With the composition series Intermorphologies, I explore multi-dimensional sound mutations and musical causalities generated electronically in realtime.
Everything you hear – every aspect that constitutes each sound, how those sounds resonate both individually and in combination, how they react and change with each other, how they are rhythmically / temporally organized, and how these sounds move through acoustic space – have been subjected to gradual change operations.
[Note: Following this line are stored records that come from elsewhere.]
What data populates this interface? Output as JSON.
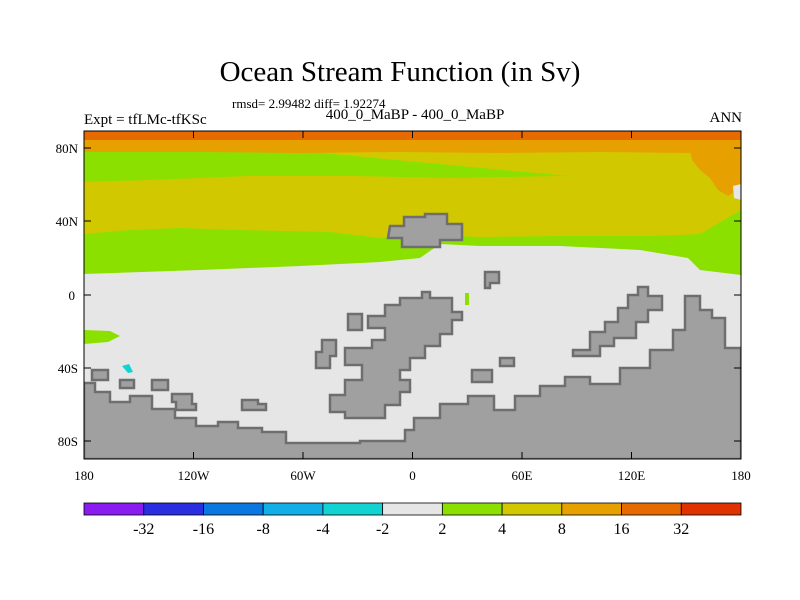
{
  "title": "Ocean Stream Function (in Sv)",
  "subtitle": "rmsd= 2.99482 diff= 1.92274",
  "center_label": "400_0_MaBP - 400_0_MaBP",
  "left_label": "Expt = tfLMc-tfKSc",
  "right_label": "ANN",
  "y_axis": {
    "ticks": [
      "80N",
      "40N",
      "0",
      "40S",
      "80S"
    ]
  },
  "x_axis": {
    "ticks": [
      "180",
      "120W",
      "60W",
      "0",
      "60E",
      "120E",
      "180"
    ]
  },
  "colorbar": {
    "labels": [
      "-32",
      "-16",
      "-8",
      "-4",
      "-2",
      "2",
      "4",
      "8",
      "16",
      "32"
    ],
    "colors": [
      "#8a1cf0",
      "#2a2ee0",
      "#0a78e0",
      "#12aee6",
      "#12d2d2",
      "#e6e6e6",
      "#8ce000",
      "#d2c800",
      "#e6a000",
      "#e66a00",
      "#e03200"
    ]
  },
  "map_colors": {
    "land": "#a0a0a0",
    "coast": "#6e6e6e",
    "ocean_near_zero": "#e6e6e6",
    "band_2_4": "#8ce000",
    "band_4_8": "#d2c800",
    "band_8_16": "#e6a000",
    "band_16_32": "#e66a00",
    "band_neg": "#12d2d2"
  }
}
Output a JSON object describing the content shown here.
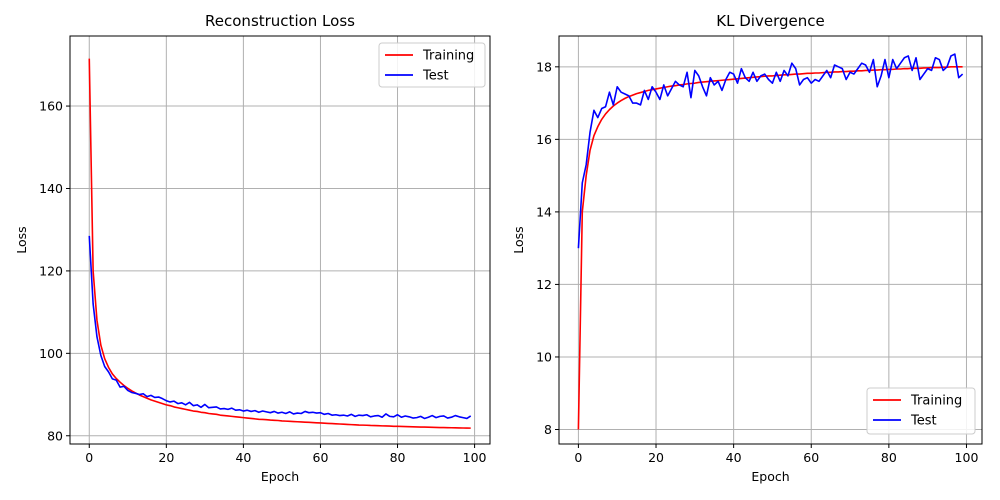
{
  "chart_data": [
    {
      "type": "line",
      "title": "Reconstruction Loss",
      "xlabel": "Epoch",
      "ylabel": "Loss",
      "xlim": [
        -5,
        104
      ],
      "ylim": [
        78,
        177
      ],
      "xticks": [
        0,
        20,
        40,
        60,
        80,
        100
      ],
      "yticks": [
        80,
        100,
        120,
        140,
        160
      ],
      "grid": true,
      "legend": "top-right",
      "series": [
        {
          "name": "Training",
          "color": "#ff0000",
          "x": [
            0,
            1,
            2,
            3,
            4,
            5,
            6,
            7,
            8,
            9,
            10,
            11,
            12,
            13,
            14,
            15,
            16,
            17,
            18,
            19,
            20,
            21,
            22,
            23,
            24,
            25,
            26,
            27,
            28,
            29,
            30,
            31,
            32,
            33,
            34,
            35,
            36,
            37,
            38,
            39,
            40,
            41,
            42,
            43,
            44,
            45,
            46,
            47,
            48,
            49,
            50,
            51,
            52,
            53,
            54,
            55,
            56,
            57,
            58,
            59,
            60,
            61,
            62,
            63,
            64,
            65,
            66,
            67,
            68,
            69,
            70,
            71,
            72,
            73,
            74,
            75,
            76,
            77,
            78,
            79,
            80,
            81,
            82,
            83,
            84,
            85,
            86,
            87,
            88,
            89,
            90,
            91,
            92,
            93,
            94,
            95,
            96,
            97,
            98,
            99
          ],
          "values": [
            171.5,
            120.0,
            108.0,
            102.0,
            98.7,
            96.6,
            95.0,
            93.9,
            93.0,
            92.2,
            91.5,
            90.9,
            90.4,
            89.9,
            89.5,
            89.1,
            88.7,
            88.4,
            88.1,
            87.8,
            87.5,
            87.3,
            87.0,
            86.8,
            86.6,
            86.4,
            86.2,
            86.0,
            85.9,
            85.7,
            85.6,
            85.4,
            85.3,
            85.2,
            85.0,
            84.9,
            84.8,
            84.7,
            84.6,
            84.5,
            84.4,
            84.3,
            84.2,
            84.1,
            84.0,
            83.95,
            83.9,
            83.8,
            83.75,
            83.7,
            83.6,
            83.55,
            83.5,
            83.45,
            83.4,
            83.35,
            83.3,
            83.25,
            83.2,
            83.15,
            83.1,
            83.05,
            83.0,
            82.95,
            82.9,
            82.85,
            82.8,
            82.75,
            82.7,
            82.65,
            82.6,
            82.58,
            82.55,
            82.5,
            82.48,
            82.45,
            82.4,
            82.38,
            82.35,
            82.3,
            82.28,
            82.25,
            82.22,
            82.2,
            82.17,
            82.15,
            82.12,
            82.1,
            82.08,
            82.05,
            82.03,
            82.0,
            81.98,
            81.96,
            81.94,
            81.92,
            81.9,
            81.88,
            81.86,
            81.85
          ]
        },
        {
          "name": "Test",
          "color": "#0000ff",
          "x": [
            0,
            1,
            2,
            3,
            4,
            5,
            6,
            7,
            8,
            9,
            10,
            11,
            12,
            13,
            14,
            15,
            16,
            17,
            18,
            19,
            20,
            21,
            22,
            23,
            24,
            25,
            26,
            27,
            28,
            29,
            30,
            31,
            32,
            33,
            34,
            35,
            36,
            37,
            38,
            39,
            40,
            41,
            42,
            43,
            44,
            45,
            46,
            47,
            48,
            49,
            50,
            51,
            52,
            53,
            54,
            55,
            56,
            57,
            58,
            59,
            60,
            61,
            62,
            63,
            64,
            65,
            66,
            67,
            68,
            69,
            70,
            71,
            72,
            73,
            74,
            75,
            76,
            77,
            78,
            79,
            80,
            81,
            82,
            83,
            84,
            85,
            86,
            87,
            88,
            89,
            90,
            91,
            92,
            93,
            94,
            95,
            96,
            97,
            98,
            99
          ],
          "values": [
            128.5,
            112.0,
            104.0,
            99.5,
            96.8,
            95.5,
            93.8,
            93.5,
            91.8,
            92.0,
            91.0,
            90.5,
            90.3,
            90.0,
            90.2,
            89.5,
            89.8,
            89.3,
            89.4,
            89.0,
            88.5,
            88.2,
            88.4,
            87.8,
            88.0,
            87.5,
            88.1,
            87.3,
            87.5,
            86.9,
            87.6,
            86.8,
            86.9,
            87.0,
            86.5,
            86.6,
            86.4,
            86.7,
            86.2,
            86.3,
            86.0,
            86.2,
            85.9,
            86.1,
            85.7,
            86.0,
            85.8,
            85.6,
            85.9,
            85.5,
            85.7,
            85.4,
            85.8,
            85.3,
            85.5,
            85.4,
            85.9,
            85.6,
            85.7,
            85.5,
            85.6,
            85.2,
            85.4,
            85.0,
            85.1,
            84.9,
            85.0,
            84.8,
            85.2,
            84.7,
            85.0,
            84.9,
            85.1,
            84.6,
            84.8,
            84.9,
            84.5,
            85.3,
            84.7,
            84.6,
            85.1,
            84.5,
            84.8,
            84.6,
            84.3,
            84.4,
            84.7,
            84.2,
            84.5,
            84.9,
            84.4,
            84.7,
            84.8,
            84.3,
            84.5,
            84.9,
            84.6,
            84.4,
            84.2,
            84.8
          ]
        }
      ]
    },
    {
      "type": "line",
      "title": "KL Divergence",
      "xlabel": "Epoch",
      "ylabel": "Loss",
      "xlim": [
        -5,
        104
      ],
      "ylim": [
        7.6,
        18.85
      ],
      "xticks": [
        0,
        20,
        40,
        60,
        80,
        100
      ],
      "yticks": [
        8,
        10,
        12,
        14,
        16,
        18
      ],
      "grid": true,
      "legend": "bottom-right",
      "series": [
        {
          "name": "Training",
          "color": "#ff0000",
          "x": [
            0,
            1,
            2,
            3,
            4,
            5,
            6,
            7,
            8,
            9,
            10,
            11,
            12,
            13,
            14,
            15,
            16,
            17,
            18,
            19,
            20,
            21,
            22,
            23,
            24,
            25,
            26,
            27,
            28,
            29,
            30,
            31,
            32,
            33,
            34,
            35,
            36,
            37,
            38,
            39,
            40,
            41,
            42,
            43,
            44,
            45,
            46,
            47,
            48,
            49,
            50,
            51,
            52,
            53,
            54,
            55,
            56,
            57,
            58,
            59,
            60,
            61,
            62,
            63,
            64,
            65,
            66,
            67,
            68,
            69,
            70,
            71,
            72,
            73,
            74,
            75,
            76,
            77,
            78,
            79,
            80,
            81,
            82,
            83,
            84,
            85,
            86,
            87,
            88,
            89,
            90,
            91,
            92,
            93,
            94,
            95,
            96,
            97,
            98,
            99
          ],
          "values": [
            8.0,
            14.0,
            15.0,
            15.7,
            16.1,
            16.35,
            16.55,
            16.7,
            16.82,
            16.92,
            17.0,
            17.07,
            17.13,
            17.18,
            17.22,
            17.26,
            17.29,
            17.32,
            17.35,
            17.37,
            17.39,
            17.41,
            17.43,
            17.45,
            17.47,
            17.48,
            17.5,
            17.51,
            17.53,
            17.54,
            17.55,
            17.57,
            17.58,
            17.59,
            17.6,
            17.61,
            17.62,
            17.63,
            17.64,
            17.65,
            17.66,
            17.67,
            17.68,
            17.69,
            17.7,
            17.71,
            17.72,
            17.73,
            17.74,
            17.75,
            17.75,
            17.76,
            17.77,
            17.78,
            17.78,
            17.79,
            17.8,
            17.8,
            17.81,
            17.82,
            17.82,
            17.83,
            17.83,
            17.84,
            17.85,
            17.85,
            17.86,
            17.86,
            17.87,
            17.87,
            17.88,
            17.88,
            17.89,
            17.89,
            17.9,
            17.9,
            17.91,
            17.91,
            17.92,
            17.92,
            17.93,
            17.93,
            17.94,
            17.94,
            17.95,
            17.95,
            17.96,
            17.96,
            17.96,
            17.97,
            17.97,
            17.98,
            17.98,
            17.98,
            17.99,
            17.99,
            18.0,
            18.0,
            18.0,
            18.0
          ]
        },
        {
          "name": "Test",
          "color": "#0000ff",
          "x": [
            0,
            1,
            2,
            3,
            4,
            5,
            6,
            7,
            8,
            9,
            10,
            11,
            12,
            13,
            14,
            15,
            16,
            17,
            18,
            19,
            20,
            21,
            22,
            23,
            24,
            25,
            26,
            27,
            28,
            29,
            30,
            31,
            32,
            33,
            34,
            35,
            36,
            37,
            38,
            39,
            40,
            41,
            42,
            43,
            44,
            45,
            46,
            47,
            48,
            49,
            50,
            51,
            52,
            53,
            54,
            55,
            56,
            57,
            58,
            59,
            60,
            61,
            62,
            63,
            64,
            65,
            66,
            67,
            68,
            69,
            70,
            71,
            72,
            73,
            74,
            75,
            76,
            77,
            78,
            79,
            80,
            81,
            82,
            83,
            84,
            85,
            86,
            87,
            88,
            89,
            90,
            91,
            92,
            93,
            94,
            95,
            96,
            97,
            98,
            99
          ],
          "values": [
            13.0,
            14.8,
            15.3,
            16.2,
            16.8,
            16.6,
            16.85,
            16.9,
            17.3,
            16.95,
            17.45,
            17.3,
            17.25,
            17.2,
            17.0,
            17.0,
            16.95,
            17.35,
            17.1,
            17.45,
            17.3,
            17.1,
            17.5,
            17.2,
            17.4,
            17.6,
            17.5,
            17.45,
            17.85,
            17.15,
            17.9,
            17.75,
            17.45,
            17.2,
            17.7,
            17.5,
            17.6,
            17.35,
            17.65,
            17.85,
            17.8,
            17.55,
            17.95,
            17.7,
            17.6,
            17.85,
            17.6,
            17.75,
            17.8,
            17.65,
            17.55,
            17.85,
            17.6,
            17.9,
            17.75,
            18.1,
            17.95,
            17.5,
            17.65,
            17.7,
            17.55,
            17.65,
            17.6,
            17.75,
            17.9,
            17.7,
            18.05,
            18.0,
            17.95,
            17.65,
            17.85,
            17.8,
            17.95,
            18.1,
            18.05,
            17.85,
            18.2,
            17.45,
            17.75,
            18.2,
            17.7,
            18.2,
            17.95,
            18.1,
            18.25,
            18.3,
            17.9,
            18.25,
            17.65,
            17.8,
            17.95,
            17.9,
            18.25,
            18.2,
            17.9,
            18.0,
            18.3,
            18.35,
            17.7,
            17.8
          ]
        }
      ]
    }
  ]
}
All sounds synthesize themselves and each other into existence, evolving sometimes into a new, unknown formation and sometimes into a predicted identity.
With each installment of a piece in the series, I examine different possibilities of these artificial relationships, mutations, and causalities. I regard these realizations not only as systematic investigations into possibilities the instrument may bear, but more so as multiple ways to explore what shapes music can have. How do different sonic renderings and organizations differ in terms of neurological, emotional and physical response?
Next to the relationships between sounds, I also investigate the relations between the machine and myself. Besides preforming with the computer, I also listen and react to whatever the machine proposes.
In this instances, my software is not solely an object but is becoming a subject. Instead of solely being a music which furnishes listeners an object to perceive, I am interested much more in music that is as much reliant upon the process of perceiving, intensifying the perceiver’s and my personal awareness of our own role in the genesis of an aesthetic experience in the here and now.